I thought about making a list here that includes all of the items that I am not able to get done because I am out running, but I don’t think that works too well with my guilt-free mantra. So, let the list grow, I’ll get to everything later, I mean really, who cares if I don’t get the cards out early, or the dusting goes another week (or month, whatever), I’ll do that stuff later and probably better and faster after I have gone for a run.

I read Cyndi’s blog and she is so dang positive about her running, that it occurred to me that my running is for me, it is my time away, it is what makes me happy right now, I need my runner’s high back….

So her is to making & taking time for me - no strings attached.

Run Macha Run!

2 comments:

Backofpack said...

Funny, the topic of my parent class today was stress - adult and child. In our discussion about adult stress we talked about how important self care is in managing it. Self care includes five areas: physical (running), psychological (running), social (running), spiritual (running) and intellectual (maybe not running). Funny how running fulfills four out of five self care categories. And of course, the premise is, that we can't take care of anything well unless we take care of our selves first.

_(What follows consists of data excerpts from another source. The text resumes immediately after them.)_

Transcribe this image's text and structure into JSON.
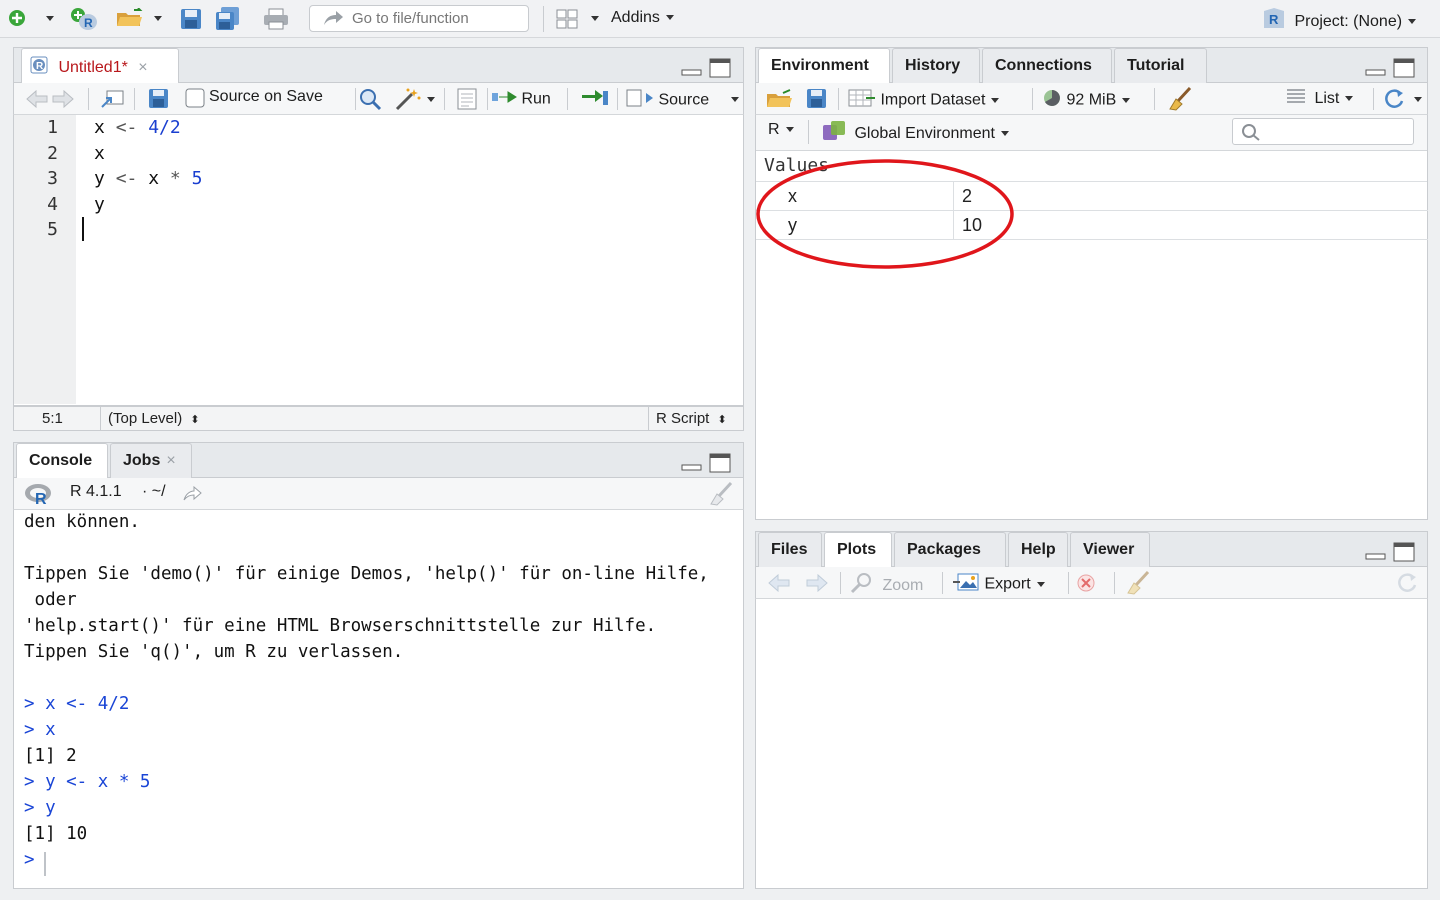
{
  "toolbar": {
    "goto_placeholder": "Go to file/function",
    "addins_label": "Addins",
    "project_label": "Project: (None)"
  },
  "editor": {
    "tab_label": "Untitled1*",
    "source_on_save_label": "Source on Save",
    "run_label": "Run",
    "source_label": "Source",
    "line_numbers": [
      "1",
      "2",
      "3",
      "4",
      "5"
    ],
    "lines": [
      [
        {
          "t": "x ",
          "c": "plain"
        },
        {
          "t": "<-",
          "c": "op"
        },
        {
          "t": " 4/2",
          "c": "num"
        }
      ],
      [
        {
          "t": "x",
          "c": "plain"
        }
      ],
      [
        {
          "t": "y ",
          "c": "plain"
        },
        {
          "t": "<-",
          "c": "op"
        },
        {
          "t": " x ",
          "c": "plain"
        },
        {
          "t": "*",
          "c": "op"
        },
        {
          "t": " 5",
          "c": "num"
        }
      ],
      [
        {
          "t": "y",
          "c": "plain"
        }
      ],
      []
    ],
    "status": {
      "position": "5:1",
      "scope": "(Top Level)",
      "file_type": "R Script"
    }
  },
  "console": {
    "tabs": [
      "Console",
      "Jobs"
    ],
    "version": "R 4.1.1",
    "path": "· ~/",
    "lines": [
      {
        "t": "den können.",
        "c": "out"
      },
      {
        "t": "",
        "c": "out"
      },
      {
        "t": "Tippen Sie 'demo()' für einige Demos, 'help()' für on-line Hilfe,",
        "c": "out"
      },
      {
        "t": " oder",
        "c": "out"
      },
      {
        "t": "'help.start()' für eine HTML Browserschnittstelle zur Hilfe.",
        "c": "out"
      },
      {
        "t": "Tippen Sie 'q()', um R zu verlassen.",
        "c": "out"
      },
      {
        "t": "",
        "c": "out"
      },
      {
        "t": "> x <- 4/2",
        "c": "in"
      },
      {
        "t": "> x",
        "c": "in"
      },
      {
        "t": "[1] 2",
        "c": "out"
      },
      {
        "t": "> y <- x * 5",
        "c": "in"
      },
      {
        "t": "> y",
        "c": "in"
      },
      {
        "t": "[1] 10",
        "c": "out"
      },
      {
        "t": "> ",
        "c": "in"
      }
    ]
  },
  "environment": {
    "tabs": [
      "Environment",
      "History",
      "Connections",
      "Tutorial"
    ],
    "import_dataset_label": "Import Dataset",
    "memory_label": "92 MiB",
    "view_mode_label": "List",
    "language_label": "R",
    "scope_label": "Global Environment",
    "section_label": "Values",
    "values": [
      {
        "name": "x",
        "value": "2"
      },
      {
        "name": "y",
        "value": "10"
      }
    ],
    "highlight_color": "#e0161b"
  },
  "files": {
    "tabs": [
      "Files",
      "Plots",
      "Packages",
      "Help",
      "Viewer"
    ],
    "zoom_label": "Zoom",
    "export_label": "Export"
  },
  "colors": {
    "accent_red": "#c0392b",
    "code_blue": "#1a45d6"
  }
}
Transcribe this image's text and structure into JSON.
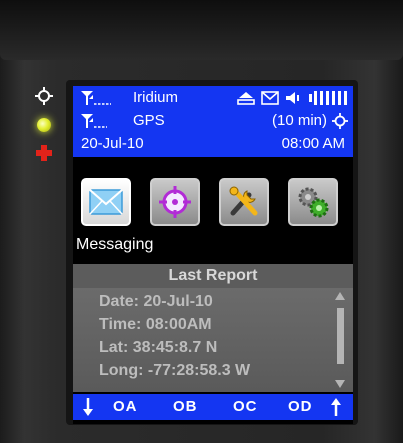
{
  "colors": {
    "status_bar": "#1436f2",
    "report_bg": "#5a5a5a",
    "led_power": "#e3ef31",
    "led_alert": "#e2231a"
  },
  "status": {
    "iridium_label": "Iridium",
    "gps_label": "GPS",
    "interval": "(10 min)",
    "date": "20-Jul-10",
    "time": "08:00 AM",
    "icons": [
      "upload-icon",
      "envelope-icon",
      "speaker-icon",
      "battery-bars-icon",
      "target-icon"
    ]
  },
  "menu": {
    "items": [
      {
        "icon": "envelope-icon"
      },
      {
        "icon": "crosshair-icon"
      },
      {
        "icon": "tools-icon"
      },
      {
        "icon": "gears-icon"
      }
    ],
    "selected_caption": "Messaging"
  },
  "report": {
    "title": "Last Report",
    "lines": [
      "Date: 20-Jul-10",
      "Time: 08:00AM",
      "Lat: 38:45:8.7 N",
      "Long: -77:28:58.3 W"
    ]
  },
  "softkeys": {
    "a": "OA",
    "b": "OB",
    "c": "OC",
    "d": "OD"
  }
}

That includes husband and children and housework and two jobs. So...run Macha run! It's good for you and it will improve all aspects of your life.

Also, no worries on the 50K. Rick is only running the marathon. He said he'd wait at the aid station if we go farther. I am happy with the marathon because I am now doing a double on the 31st/1st.

Run Jessica run!

Unknown said...

Jessica, do you really want to start listening to Michelle? That woman is crazy I tell ya. Take the time out to run. You're well worth it.